La dermopigmentation réparatrice peut être un outil parmi d’autres pour retrouver confiance et douceur face au miroir. Elle permet de retrouver une ligne de sourcils, un regard plus structuré, une aréole reconstruite : des "détails" qui changent beaucoup.
Parfois, il suffit d’un élément familier dans le miroir pour se sentir un peu plus soi. C'est alors un retour progressif à une forme de douceur envers son corps.
Vos questions, nos réponses
La dermopigmentation est-elle possible pendant la chimiothérapie ?

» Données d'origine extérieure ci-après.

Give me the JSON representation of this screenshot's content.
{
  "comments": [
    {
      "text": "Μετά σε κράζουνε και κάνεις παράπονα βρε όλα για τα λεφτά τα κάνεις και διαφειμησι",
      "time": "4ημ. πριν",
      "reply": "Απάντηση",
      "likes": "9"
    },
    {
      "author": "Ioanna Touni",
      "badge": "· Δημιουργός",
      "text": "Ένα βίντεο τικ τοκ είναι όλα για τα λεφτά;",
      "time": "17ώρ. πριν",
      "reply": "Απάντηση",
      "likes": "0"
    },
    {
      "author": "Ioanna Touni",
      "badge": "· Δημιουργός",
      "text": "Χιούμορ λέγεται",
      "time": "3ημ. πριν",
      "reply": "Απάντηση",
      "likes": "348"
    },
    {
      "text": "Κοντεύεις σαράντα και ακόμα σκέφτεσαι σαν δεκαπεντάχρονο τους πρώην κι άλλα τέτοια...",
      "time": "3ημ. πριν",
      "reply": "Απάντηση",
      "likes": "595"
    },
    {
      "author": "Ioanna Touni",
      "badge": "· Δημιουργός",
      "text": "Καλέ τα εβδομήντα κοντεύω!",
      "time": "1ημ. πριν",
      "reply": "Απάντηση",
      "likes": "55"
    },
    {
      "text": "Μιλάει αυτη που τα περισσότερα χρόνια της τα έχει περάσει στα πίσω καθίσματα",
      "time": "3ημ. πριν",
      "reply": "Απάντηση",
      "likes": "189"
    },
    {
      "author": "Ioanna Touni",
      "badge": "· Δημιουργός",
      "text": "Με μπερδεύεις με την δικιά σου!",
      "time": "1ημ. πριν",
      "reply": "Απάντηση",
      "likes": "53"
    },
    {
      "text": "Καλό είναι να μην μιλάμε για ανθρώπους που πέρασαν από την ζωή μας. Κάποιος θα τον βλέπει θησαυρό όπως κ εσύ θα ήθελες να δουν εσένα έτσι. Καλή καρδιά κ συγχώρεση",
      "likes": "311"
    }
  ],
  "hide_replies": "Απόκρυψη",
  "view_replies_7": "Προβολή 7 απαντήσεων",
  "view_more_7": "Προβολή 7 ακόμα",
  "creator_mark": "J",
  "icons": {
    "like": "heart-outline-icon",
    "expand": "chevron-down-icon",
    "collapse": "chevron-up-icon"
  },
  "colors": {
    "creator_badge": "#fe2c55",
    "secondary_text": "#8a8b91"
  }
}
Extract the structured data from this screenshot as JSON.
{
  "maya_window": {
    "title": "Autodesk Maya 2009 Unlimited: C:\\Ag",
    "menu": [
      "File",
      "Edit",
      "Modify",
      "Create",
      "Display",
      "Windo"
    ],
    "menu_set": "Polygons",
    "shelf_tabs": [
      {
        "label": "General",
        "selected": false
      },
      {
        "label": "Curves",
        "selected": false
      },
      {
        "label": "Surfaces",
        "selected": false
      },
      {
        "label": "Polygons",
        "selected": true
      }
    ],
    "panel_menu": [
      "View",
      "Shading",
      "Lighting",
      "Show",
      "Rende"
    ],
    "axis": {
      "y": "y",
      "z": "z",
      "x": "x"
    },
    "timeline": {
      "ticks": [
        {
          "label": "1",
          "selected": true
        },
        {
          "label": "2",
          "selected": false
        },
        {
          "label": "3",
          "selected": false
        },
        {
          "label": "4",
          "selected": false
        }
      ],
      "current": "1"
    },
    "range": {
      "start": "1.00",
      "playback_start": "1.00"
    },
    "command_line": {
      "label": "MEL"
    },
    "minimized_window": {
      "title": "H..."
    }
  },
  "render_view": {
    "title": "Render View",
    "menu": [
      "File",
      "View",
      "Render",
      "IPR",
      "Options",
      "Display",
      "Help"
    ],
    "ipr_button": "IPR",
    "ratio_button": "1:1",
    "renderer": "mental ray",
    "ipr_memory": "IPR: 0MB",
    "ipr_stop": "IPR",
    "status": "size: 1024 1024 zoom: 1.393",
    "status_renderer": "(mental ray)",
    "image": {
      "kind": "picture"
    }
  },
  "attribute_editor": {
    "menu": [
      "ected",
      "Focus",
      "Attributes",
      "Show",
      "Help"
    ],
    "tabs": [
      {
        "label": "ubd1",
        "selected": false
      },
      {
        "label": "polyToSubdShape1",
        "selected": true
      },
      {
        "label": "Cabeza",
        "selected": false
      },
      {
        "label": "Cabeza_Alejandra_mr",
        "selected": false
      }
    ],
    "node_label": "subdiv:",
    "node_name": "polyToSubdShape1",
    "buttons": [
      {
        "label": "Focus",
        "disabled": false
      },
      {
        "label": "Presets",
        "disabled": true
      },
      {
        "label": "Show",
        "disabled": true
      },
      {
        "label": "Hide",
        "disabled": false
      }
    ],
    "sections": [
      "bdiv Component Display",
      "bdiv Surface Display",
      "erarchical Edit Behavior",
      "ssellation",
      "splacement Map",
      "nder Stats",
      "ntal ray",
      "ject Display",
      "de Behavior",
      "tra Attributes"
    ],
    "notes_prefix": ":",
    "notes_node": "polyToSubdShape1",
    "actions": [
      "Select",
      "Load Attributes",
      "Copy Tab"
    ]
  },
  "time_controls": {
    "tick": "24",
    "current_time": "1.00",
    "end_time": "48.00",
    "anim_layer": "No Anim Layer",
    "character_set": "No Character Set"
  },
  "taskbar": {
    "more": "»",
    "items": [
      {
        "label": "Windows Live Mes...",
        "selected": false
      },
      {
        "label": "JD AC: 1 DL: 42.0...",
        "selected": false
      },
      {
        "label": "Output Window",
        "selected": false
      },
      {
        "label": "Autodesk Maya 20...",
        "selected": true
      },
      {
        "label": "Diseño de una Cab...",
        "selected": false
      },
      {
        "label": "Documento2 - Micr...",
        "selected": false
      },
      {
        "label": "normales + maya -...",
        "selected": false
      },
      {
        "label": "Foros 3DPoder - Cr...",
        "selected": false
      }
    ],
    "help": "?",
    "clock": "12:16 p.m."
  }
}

La dermopigmentation réparatrice peut être envisagée dans certains cas, mais uniquement avec l’accord de l’équipe médicale. Il est indispensable que les globules blancs soient stabilisés et que la peau soit en bon état de cicatrisation.
Combien de temps dure une dermopigmentation des sourcils après un cancer ?
La tenue de la dermopigmentation des sourcils et du sein est d’environ 36 mois (soit 3 ans). Au-delà, une retouche peut être envisagée pour raviver la couleur si besoin.
La dermopigmentation mammaire est-elle douloureuse ?
La pigmentation de l’aréole mammaire n'est en général pas douloureuse. La zone traitée étant cicatricielle, elle présente souvent une sensibilité très réduite.
Les informations présentées dans cet article sont fournies à titre informatif et ne remplacent pas un avis médical. Toute démarche de dermopigmentation doit être discutée avec votre équipe soignante et réalisée par une professionnelle qualifiée.